Last year, Sertoma staffers and volunteers administered hearing screenings for more than 16,000 Pasco County students at 74 schools, said executive director Debra Golinski.
"Early detection is the key to success for these kids. The earlier we catch it, the earlier we can amplify them and help get them to services they need, the quicker they are on the path to success," Golinski said. "Children sometimes are harder to diagnose because they are good at compensating.
"A few years ago, we identified a child that was completely deaf in one ear but had learned to compensate so well that know one knew. We were able to identify him and get him on the right path," she said, adding that students who fail the initial screening are rescreened by a speech language pathologist and connected with services at the Sertoma Hearing and Speech Center on Rowan Road.
Educational and financial assistance for services is provided on a sliding scale to families with minor children, from newborn to 18 years of age in Florida, through the Sertoma Children's Hearing Help Fund. Services include hearing evaluations, loaner hearing devices, permanent hearing devices and the ongoing maintenance and replacement of devices, if necessary.

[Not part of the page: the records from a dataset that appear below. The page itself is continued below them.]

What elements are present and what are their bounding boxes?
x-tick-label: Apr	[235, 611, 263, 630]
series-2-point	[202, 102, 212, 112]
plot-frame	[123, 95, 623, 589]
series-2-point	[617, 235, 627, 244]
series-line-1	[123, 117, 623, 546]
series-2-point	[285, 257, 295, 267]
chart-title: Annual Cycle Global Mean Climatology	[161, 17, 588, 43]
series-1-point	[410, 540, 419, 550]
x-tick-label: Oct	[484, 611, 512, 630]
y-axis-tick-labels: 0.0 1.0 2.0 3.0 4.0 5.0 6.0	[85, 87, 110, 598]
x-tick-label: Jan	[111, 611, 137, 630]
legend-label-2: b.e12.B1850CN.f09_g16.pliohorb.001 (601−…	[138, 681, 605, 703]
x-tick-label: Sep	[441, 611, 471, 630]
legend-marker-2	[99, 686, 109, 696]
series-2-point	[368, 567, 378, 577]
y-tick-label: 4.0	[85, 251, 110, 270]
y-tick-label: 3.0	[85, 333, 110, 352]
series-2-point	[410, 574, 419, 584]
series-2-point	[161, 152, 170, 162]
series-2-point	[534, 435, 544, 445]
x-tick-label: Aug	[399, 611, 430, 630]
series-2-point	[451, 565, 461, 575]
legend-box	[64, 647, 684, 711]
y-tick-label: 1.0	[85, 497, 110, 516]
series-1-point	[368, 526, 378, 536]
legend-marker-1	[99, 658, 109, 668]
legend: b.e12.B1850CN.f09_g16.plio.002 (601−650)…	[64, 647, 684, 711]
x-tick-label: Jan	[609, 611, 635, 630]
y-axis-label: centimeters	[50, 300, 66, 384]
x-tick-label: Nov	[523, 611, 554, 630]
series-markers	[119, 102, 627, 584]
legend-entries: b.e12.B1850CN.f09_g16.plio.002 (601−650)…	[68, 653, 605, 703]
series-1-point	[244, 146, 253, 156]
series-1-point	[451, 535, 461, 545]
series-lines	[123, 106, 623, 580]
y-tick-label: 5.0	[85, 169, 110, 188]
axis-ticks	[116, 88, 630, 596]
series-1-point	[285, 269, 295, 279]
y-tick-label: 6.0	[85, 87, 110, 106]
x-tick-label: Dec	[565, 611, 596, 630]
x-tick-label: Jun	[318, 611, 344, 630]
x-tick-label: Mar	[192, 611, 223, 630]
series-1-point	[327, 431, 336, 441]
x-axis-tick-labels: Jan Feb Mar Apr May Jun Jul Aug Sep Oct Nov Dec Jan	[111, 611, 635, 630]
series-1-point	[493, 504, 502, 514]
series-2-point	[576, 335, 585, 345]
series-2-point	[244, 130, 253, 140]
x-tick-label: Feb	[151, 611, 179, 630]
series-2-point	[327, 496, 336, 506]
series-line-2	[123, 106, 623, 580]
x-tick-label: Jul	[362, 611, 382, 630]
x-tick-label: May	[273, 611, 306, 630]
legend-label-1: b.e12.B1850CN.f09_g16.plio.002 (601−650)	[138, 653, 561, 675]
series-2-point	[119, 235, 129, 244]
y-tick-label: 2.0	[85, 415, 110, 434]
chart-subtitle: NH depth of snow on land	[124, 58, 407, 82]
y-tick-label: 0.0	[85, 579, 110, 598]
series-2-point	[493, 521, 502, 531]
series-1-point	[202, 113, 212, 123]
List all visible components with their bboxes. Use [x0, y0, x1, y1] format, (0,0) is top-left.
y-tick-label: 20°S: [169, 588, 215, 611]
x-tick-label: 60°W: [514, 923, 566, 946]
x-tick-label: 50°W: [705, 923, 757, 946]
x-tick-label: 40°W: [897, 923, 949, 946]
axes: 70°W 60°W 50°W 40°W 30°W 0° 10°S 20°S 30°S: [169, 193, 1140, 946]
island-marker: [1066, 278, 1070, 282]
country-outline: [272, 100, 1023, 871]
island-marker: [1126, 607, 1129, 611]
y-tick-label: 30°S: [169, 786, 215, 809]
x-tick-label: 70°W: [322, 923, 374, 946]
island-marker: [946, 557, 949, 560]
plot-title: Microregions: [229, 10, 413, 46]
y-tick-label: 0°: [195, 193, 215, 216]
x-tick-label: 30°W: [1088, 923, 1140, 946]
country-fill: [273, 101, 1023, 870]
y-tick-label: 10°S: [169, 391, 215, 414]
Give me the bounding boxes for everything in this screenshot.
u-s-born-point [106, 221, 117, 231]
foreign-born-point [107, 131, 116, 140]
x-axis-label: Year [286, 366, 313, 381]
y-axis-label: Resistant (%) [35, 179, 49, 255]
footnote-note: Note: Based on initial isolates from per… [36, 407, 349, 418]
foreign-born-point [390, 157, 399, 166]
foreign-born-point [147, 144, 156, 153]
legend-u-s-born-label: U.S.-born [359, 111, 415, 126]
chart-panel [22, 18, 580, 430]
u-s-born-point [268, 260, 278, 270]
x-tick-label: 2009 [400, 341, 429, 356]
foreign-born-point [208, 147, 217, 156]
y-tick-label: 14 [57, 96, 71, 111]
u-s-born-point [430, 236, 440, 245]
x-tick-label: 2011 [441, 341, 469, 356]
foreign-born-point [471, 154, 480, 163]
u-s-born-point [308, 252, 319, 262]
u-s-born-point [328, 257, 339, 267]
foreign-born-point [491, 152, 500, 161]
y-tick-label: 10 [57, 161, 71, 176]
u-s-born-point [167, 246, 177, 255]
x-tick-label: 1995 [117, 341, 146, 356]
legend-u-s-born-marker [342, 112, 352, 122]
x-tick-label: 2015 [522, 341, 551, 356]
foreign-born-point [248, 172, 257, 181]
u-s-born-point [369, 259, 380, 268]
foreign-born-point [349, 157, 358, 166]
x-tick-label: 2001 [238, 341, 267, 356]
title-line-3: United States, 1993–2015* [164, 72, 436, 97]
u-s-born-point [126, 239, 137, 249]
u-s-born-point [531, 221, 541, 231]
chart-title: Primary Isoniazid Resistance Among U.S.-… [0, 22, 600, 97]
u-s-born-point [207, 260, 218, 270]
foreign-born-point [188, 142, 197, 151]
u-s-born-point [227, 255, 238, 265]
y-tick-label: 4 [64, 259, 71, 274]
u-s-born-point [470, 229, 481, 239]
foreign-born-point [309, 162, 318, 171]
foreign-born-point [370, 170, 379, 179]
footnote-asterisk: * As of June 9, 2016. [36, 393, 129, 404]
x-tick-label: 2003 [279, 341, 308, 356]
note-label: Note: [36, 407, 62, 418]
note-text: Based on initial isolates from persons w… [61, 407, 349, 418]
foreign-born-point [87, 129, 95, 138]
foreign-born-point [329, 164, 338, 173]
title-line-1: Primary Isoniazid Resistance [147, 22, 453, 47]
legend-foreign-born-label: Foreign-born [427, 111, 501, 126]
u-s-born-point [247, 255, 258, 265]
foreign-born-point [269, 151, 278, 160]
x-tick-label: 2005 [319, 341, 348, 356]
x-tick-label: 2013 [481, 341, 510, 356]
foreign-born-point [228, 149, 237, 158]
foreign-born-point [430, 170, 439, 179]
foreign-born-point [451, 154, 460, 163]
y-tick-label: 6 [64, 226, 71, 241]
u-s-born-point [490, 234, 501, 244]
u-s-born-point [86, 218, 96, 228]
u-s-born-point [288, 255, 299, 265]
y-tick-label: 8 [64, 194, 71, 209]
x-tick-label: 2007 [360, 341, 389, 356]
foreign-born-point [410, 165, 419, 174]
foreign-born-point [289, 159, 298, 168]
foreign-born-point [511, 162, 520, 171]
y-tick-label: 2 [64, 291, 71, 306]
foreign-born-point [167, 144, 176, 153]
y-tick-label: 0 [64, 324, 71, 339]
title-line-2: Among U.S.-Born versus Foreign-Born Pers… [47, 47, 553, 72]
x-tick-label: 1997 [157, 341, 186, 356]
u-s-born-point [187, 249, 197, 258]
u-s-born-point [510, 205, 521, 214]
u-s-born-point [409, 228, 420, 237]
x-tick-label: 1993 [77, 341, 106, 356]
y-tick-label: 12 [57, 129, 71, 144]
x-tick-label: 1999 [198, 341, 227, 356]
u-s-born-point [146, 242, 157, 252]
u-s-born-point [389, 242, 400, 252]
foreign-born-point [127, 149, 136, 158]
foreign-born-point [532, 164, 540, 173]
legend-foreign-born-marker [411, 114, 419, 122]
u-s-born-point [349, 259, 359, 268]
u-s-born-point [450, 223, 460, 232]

Other services include a hearing aid recycling program and a hearing aid battery giveaway for adults, a family support group and a swimming safety program for hard-of-hearing children.
Sertoma has taken the screenings on the road, literally, after the August purchase of a mobile screening and audiology services van, complete with a soundproof room, to take to local day care centers. Plans are in the works to take the van into rural areas to provide services to those who are destitute or residentially challenged, Golinski said.
"We're growing and expanding services with the van in 23 (Florida) counties," she said. "It's a big initiative, but we are happy to do it."